Seorang wanita berlipstik merah marun duduk di mana tas Michael Kors tadi berada. Tebakan gue, siapa pemilik tas itu benar. Di sampingnya ada seorang laki-laki yang tak lebih tua darinya. Tas gue sudah disingkirkan di meja satunya. Kursi gue semula diduduki oleh seorang wanita yang lebih tua dari gue.
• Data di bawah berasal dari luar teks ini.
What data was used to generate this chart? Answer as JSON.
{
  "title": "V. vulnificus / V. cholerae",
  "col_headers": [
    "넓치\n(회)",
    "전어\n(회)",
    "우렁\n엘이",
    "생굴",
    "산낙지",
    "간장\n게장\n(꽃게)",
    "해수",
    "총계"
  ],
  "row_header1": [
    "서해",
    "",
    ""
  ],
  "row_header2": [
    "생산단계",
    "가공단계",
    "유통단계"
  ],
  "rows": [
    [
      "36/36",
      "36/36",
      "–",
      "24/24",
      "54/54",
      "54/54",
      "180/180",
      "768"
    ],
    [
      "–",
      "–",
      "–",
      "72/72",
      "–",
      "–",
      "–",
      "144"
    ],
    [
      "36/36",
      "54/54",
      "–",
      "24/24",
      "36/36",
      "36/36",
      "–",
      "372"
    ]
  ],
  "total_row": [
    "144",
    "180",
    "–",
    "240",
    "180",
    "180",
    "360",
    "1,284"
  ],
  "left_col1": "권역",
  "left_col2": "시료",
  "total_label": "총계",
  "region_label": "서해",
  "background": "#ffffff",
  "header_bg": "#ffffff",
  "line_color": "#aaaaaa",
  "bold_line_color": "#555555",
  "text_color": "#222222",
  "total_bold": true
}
“Nah, guys, ini yang namanya Mentari, yang bakalan gantiin Ega. Halo Matari, selamat bergabung dengan divisi Sales untuk product perbankan. Maaf Pak Vino berhalangan hadir untuk menyambutmu. Oiya, dan gue sendiri, Angel. Nantinya lo akan langsung report ke gue untuk seluruh urusan pekerjaan termasuk kepegawaian,” kata wanita berlipstick merah marun itu. "Ada yang mau ditanyakan sejauh ini?"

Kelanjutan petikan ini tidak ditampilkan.